KIGALI, RWANDA — In a sweeping and ruthless modernization of its higher education sector, China has scrapped or suspended a staggering 12,200 undergraduate degree programs between 2021 and 2025. In their place, 10,200 new programs have emerged, heavily weighted toward artificial intelligence, advanced tech, and “embodied intelligence.”
Driven by youth unemployment exceeding 16% and a shifting global economy, Beijing’s Ministry of Education has sent a clear message: degrees in saturated fields like arts, humanities, foreign languages, and management are on the chopping block. Only programs that serve the country’s industrial and technological priorities will survive.
As this massive restructuring touches more than 30% of China’s university offerings, educational policymakers across the African continent must ask a pressing question: Are African universities preparing youth for the future, or are they mass-producing degrees for a bygone era?
The African Parallel: A Deepening Skills Mismatch
Africa is currently home to the world’s youngest population, a demographic dividend that is frequently lauded as the continent’s greatest asset.

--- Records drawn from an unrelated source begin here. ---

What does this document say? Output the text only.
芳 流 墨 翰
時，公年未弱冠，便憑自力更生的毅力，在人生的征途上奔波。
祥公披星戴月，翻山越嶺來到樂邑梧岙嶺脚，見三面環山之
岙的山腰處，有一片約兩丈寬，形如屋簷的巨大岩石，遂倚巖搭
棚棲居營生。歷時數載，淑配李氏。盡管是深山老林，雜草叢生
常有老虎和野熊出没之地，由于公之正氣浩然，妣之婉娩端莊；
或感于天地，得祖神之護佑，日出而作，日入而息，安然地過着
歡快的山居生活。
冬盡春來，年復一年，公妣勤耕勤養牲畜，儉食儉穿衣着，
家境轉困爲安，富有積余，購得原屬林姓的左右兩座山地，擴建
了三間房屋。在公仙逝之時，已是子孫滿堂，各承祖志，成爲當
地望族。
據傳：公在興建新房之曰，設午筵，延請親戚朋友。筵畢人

Yet, much like China, Africa faces a severe graduate unemployment crisis. Across the continent, millions of young people graduate each year with degrees in the humanities, social sciences, and public administration, only to find that the jobs they were trained for simply do not exist.
For decades, many African higher education institutions have operated on legacy curricula inherited from post-colonial frameworks, heavily favoring theoretical management and administrative studies over Science, Technology, Engineering, and Mathematics (STEM). The result is a profound mismatch between what universities produce and what the local and global job markets demand.
The AI Revolution Forgives No One
China’s pivot is heavily driven by the rapid spread of artificial intelligence across the labor market. Nine Chinese universities have already added majors in embodied intelligence—embedding advanced AI into physical systems.
If a manufacturing and technological powerhouse like China feels the urgent need to aggressively restructure its labor force to survive the AI revolution, Africa cannot afford to be complacent. As global industries automate and rely on machine learning, traditional entry-level jobs—often outsourced to developing nations—are at high risk of disappearing. To leapfrog into the modern digital economy, African nations need homegrown talent capable of coding, managing, and innovating within AI, renewable energy, and digital infrastructure.
A Ruthless but Necessary Calculation
Beijing’s approach is undeniably heavy-handed, raising valid concerns about the long-term role of the humanities in society. Arts, culture, and social sciences are vital to Africa’s identity, conflict resolution, and societal development. However, the current proportion of these degrees relative to technical qualifications is economically unsustainable.
Several African nations are already reading the writing on the wall. Rwanda, for instance, has invested heavily in institutions like the African Institute for Mathematical Sciences (AIMS) and Carnegie Mellon University Africa in Kigali, actively attempting to brand itself as a tech-forward hub. Yet, across the broader continent, public universities remain bloated with outdated programs.
The Call to Action for African Education Ministries
The lesson from China is not necessarily to eradicate the humanities, but to foster alignment. African educational policymakers must begin treating university curricula as strategic economic tools rather than isolated academic exercises.
- Audit and Overhaul: Education ministries need to conduct rigorous audits of graduate employment rates by major. Programs that consistently fail to place graduates in the workforce must be scaled back or modernized.
- Subsidize the Future: Resources saved from suspended, obsolete programs should be aggressively redirected into tech-focused disciplines, agricultural technology, and digital entrepreneurship.
- Industry Integration: Universities must partner with the private sector to ensure the skills being taught match the realities of the 2026 job market.
The message from the global economy is unyielding: degrees that do not serve development priorities are a luxury emerging economies cannot afford. If Africa is to harness its booming youth population and compete on the global stage, its universities must stop preparing students for the past and start engineering them for the future.